It’s a scenario we see all of the time when it comes to business facilities and office space in Chester County’s booming real estate market: A business owner has been leasing a building for years, and now the property owner wants to sell it. Suddenly there’s a decision to make. Should you buy the building or move? Before the words “I can’t afford it” run through your mind, consider this:
If you’re a business owner who has made documented improvements to a property over the years, you may be able to count it toward a down payment on your building purchase.

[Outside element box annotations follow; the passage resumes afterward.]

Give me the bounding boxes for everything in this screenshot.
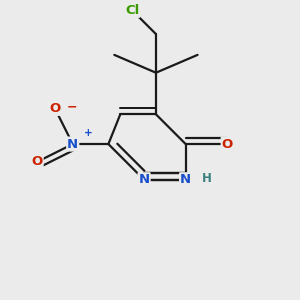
Text: O: O — [32, 155, 43, 168]
Text: N: N — [180, 173, 191, 186]
Text: Cl: Cl — [125, 4, 139, 17]
Text: N: N — [67, 138, 78, 151]
Text: O: O — [222, 138, 233, 151]
Text: +: + — [84, 128, 93, 138]
Text: H: H — [202, 172, 212, 185]
Text: −: − — [67, 100, 77, 113]
Text: O: O — [49, 102, 61, 115]
Text: N: N — [139, 173, 150, 186]
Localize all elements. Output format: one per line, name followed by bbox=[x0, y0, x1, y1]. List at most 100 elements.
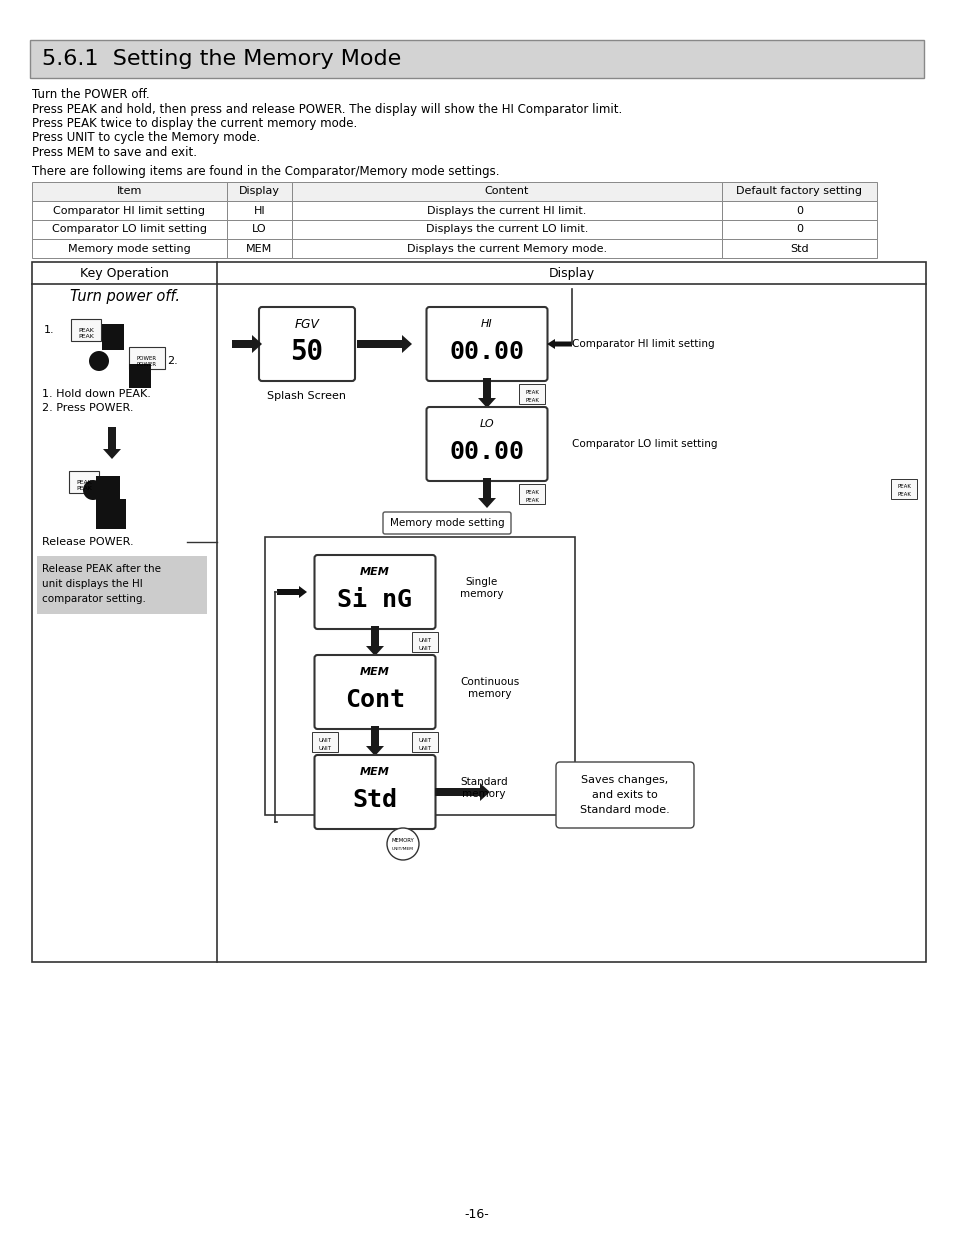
Text: Press PEAK twice to display the current memory mode.: Press PEAK twice to display the current … bbox=[32, 117, 356, 131]
Bar bbox=[32, 182, 227, 201]
Circle shape bbox=[89, 351, 109, 370]
Text: Release PEAK after the
unit displays the HI
comparator setting.: Release PEAK after the unit displays the… bbox=[42, 564, 161, 604]
Text: 00.00: 00.00 bbox=[449, 340, 524, 364]
Text: Std: Std bbox=[352, 788, 397, 811]
Text: MEM: MEM bbox=[359, 767, 390, 777]
Text: Content: Content bbox=[484, 186, 529, 196]
FancyBboxPatch shape bbox=[556, 762, 693, 827]
Text: Press PEAK and hold, then press and release POWER. The display will show the HI : Press PEAK and hold, then press and rele… bbox=[32, 103, 621, 116]
FancyBboxPatch shape bbox=[258, 308, 355, 382]
FancyArrow shape bbox=[435, 783, 490, 802]
Text: LO: LO bbox=[252, 225, 267, 235]
Text: UNIT: UNIT bbox=[418, 737, 431, 742]
FancyArrow shape bbox=[546, 338, 572, 350]
Text: Comparator HI limit setting: Comparator HI limit setting bbox=[53, 205, 205, 215]
Text: MEM: MEM bbox=[359, 667, 390, 677]
Bar bbox=[129, 364, 151, 388]
FancyBboxPatch shape bbox=[314, 755, 435, 829]
Text: 1. Hold down PEAK.: 1. Hold down PEAK. bbox=[42, 389, 151, 399]
FancyArrow shape bbox=[103, 427, 121, 459]
Bar bbox=[227, 182, 292, 201]
Bar bbox=[227, 201, 292, 220]
Text: MEMORY: MEMORY bbox=[392, 839, 414, 844]
Text: Press UNIT to cycle the Memory mode.: Press UNIT to cycle the Memory mode. bbox=[32, 131, 260, 144]
Text: Turn power off.: Turn power off. bbox=[70, 289, 179, 305]
Bar bbox=[721, 240, 876, 258]
FancyBboxPatch shape bbox=[314, 655, 435, 729]
Bar bbox=[32, 240, 227, 258]
Text: 2.: 2. bbox=[167, 356, 177, 366]
Text: PEAK: PEAK bbox=[78, 327, 93, 332]
Text: 1.: 1. bbox=[44, 325, 54, 335]
FancyBboxPatch shape bbox=[518, 384, 544, 404]
FancyBboxPatch shape bbox=[412, 632, 437, 652]
Text: Default factory setting: Default factory setting bbox=[736, 186, 862, 196]
Circle shape bbox=[387, 827, 418, 860]
Text: Press MEM to save and exit.: Press MEM to save and exit. bbox=[32, 146, 196, 158]
Text: Si nG: Si nG bbox=[337, 588, 412, 613]
FancyArrow shape bbox=[477, 378, 496, 408]
Text: UNIT: UNIT bbox=[318, 746, 331, 751]
Text: Std: Std bbox=[789, 243, 808, 253]
Text: Display: Display bbox=[239, 186, 280, 196]
Bar bbox=[721, 182, 876, 201]
Bar bbox=[292, 220, 721, 240]
Text: PEAK: PEAK bbox=[78, 335, 93, 340]
Text: MEM: MEM bbox=[246, 243, 273, 253]
Text: 00.00: 00.00 bbox=[449, 440, 524, 464]
Bar bbox=[265, 537, 575, 815]
Text: POWER: POWER bbox=[137, 363, 157, 368]
FancyBboxPatch shape bbox=[382, 513, 511, 534]
Text: HI: HI bbox=[253, 205, 265, 215]
FancyArrow shape bbox=[232, 335, 262, 353]
Text: Turn the POWER off.: Turn the POWER off. bbox=[32, 88, 150, 100]
Circle shape bbox=[83, 480, 103, 500]
Text: PEAK: PEAK bbox=[524, 389, 538, 394]
Bar bbox=[102, 324, 124, 350]
FancyBboxPatch shape bbox=[312, 732, 337, 752]
Text: 2. Press POWER.: 2. Press POWER. bbox=[42, 403, 133, 412]
Bar bbox=[721, 220, 876, 240]
Bar bbox=[227, 220, 292, 240]
Bar bbox=[96, 499, 126, 529]
FancyBboxPatch shape bbox=[71, 319, 101, 341]
Bar bbox=[32, 220, 227, 240]
FancyArrow shape bbox=[276, 585, 307, 598]
Text: 5.6.1  Setting the Memory Mode: 5.6.1 Setting the Memory Mode bbox=[42, 49, 401, 69]
Text: Cont: Cont bbox=[345, 688, 405, 713]
Text: Standard
memory: Standard memory bbox=[459, 777, 507, 799]
Text: UNIT/MEM: UNIT/MEM bbox=[392, 847, 414, 851]
Text: Displays the current HI limit.: Displays the current HI limit. bbox=[427, 205, 586, 215]
Text: UNIT: UNIT bbox=[418, 646, 431, 651]
FancyBboxPatch shape bbox=[69, 471, 99, 493]
Text: 0: 0 bbox=[795, 225, 802, 235]
FancyBboxPatch shape bbox=[129, 347, 165, 369]
Bar bbox=[227, 240, 292, 258]
Text: There are following items are found in the Comparator/Memory mode settings.: There are following items are found in t… bbox=[32, 165, 499, 179]
FancyBboxPatch shape bbox=[518, 484, 544, 504]
Text: 50: 50 bbox=[291, 338, 323, 366]
FancyBboxPatch shape bbox=[890, 479, 916, 499]
Text: MEM: MEM bbox=[359, 567, 390, 577]
FancyBboxPatch shape bbox=[412, 732, 437, 752]
Text: UNIT: UNIT bbox=[318, 737, 331, 742]
Text: Key Operation: Key Operation bbox=[80, 267, 169, 279]
Text: Continuous
memory: Continuous memory bbox=[459, 677, 518, 699]
Text: Saves changes,
and exits to
Standard mode.: Saves changes, and exits to Standard mod… bbox=[579, 776, 669, 815]
Bar bbox=[96, 475, 120, 504]
FancyArrow shape bbox=[366, 726, 384, 756]
Text: Memory mode setting: Memory mode setting bbox=[68, 243, 191, 253]
Text: FGV: FGV bbox=[294, 317, 319, 331]
Text: -16-: -16- bbox=[464, 1209, 489, 1221]
Text: Single
memory: Single memory bbox=[459, 577, 503, 599]
FancyBboxPatch shape bbox=[426, 308, 547, 382]
FancyBboxPatch shape bbox=[426, 408, 547, 480]
Text: Item: Item bbox=[116, 186, 142, 196]
Bar bbox=[292, 240, 721, 258]
Bar bbox=[32, 201, 227, 220]
Text: Comparator LO limit setting: Comparator LO limit setting bbox=[572, 438, 717, 450]
Text: UNIT: UNIT bbox=[418, 746, 431, 751]
Text: Displays the current LO limit.: Displays the current LO limit. bbox=[425, 225, 588, 235]
Text: LO: LO bbox=[479, 419, 494, 429]
Text: Splash Screen: Splash Screen bbox=[267, 391, 346, 401]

This was exactly the situation faced by a Chester County manufacturer who had been paying rent at his location for years, and the building fit his needs perfectly thanks to the $210,000 in improvements he’d made over time. Instead of having to find additional cash to use as down payment on a loan, the $210K in eligible documented improvement costs counted as his equity with no additional cash out of pocket. He ended up with an SBA 504 loan through the U.S. Small Business Administration at a below-market, fixed interest rate.
How does it work? The SBA 504 is a government loan program that’s designed to give small businesses an additional way of attaining financing, while stimulating job creation and business growth in the community. The loans are made available through community-based partners called Certified Development Companies, and your local one is located at the Chester County Economic Development Company in Exton, called Seedcopa. For an SBA 504 loan, the SBA provides up to 40% of a project’s total costs, a lender provides 50%, and the borrower contributes as little as 10%. (A conventional loan often requires 20-25% down payment.) In the case of the manufacturer, his 10% was the $210,000 in improvement costs on a $2,100,000 project.
In many cases, your new monthly mortgage can be lower than your current rent payment. You can also close this type of straight purchase loan fairly quickly, and lock in your long-term fixed rate.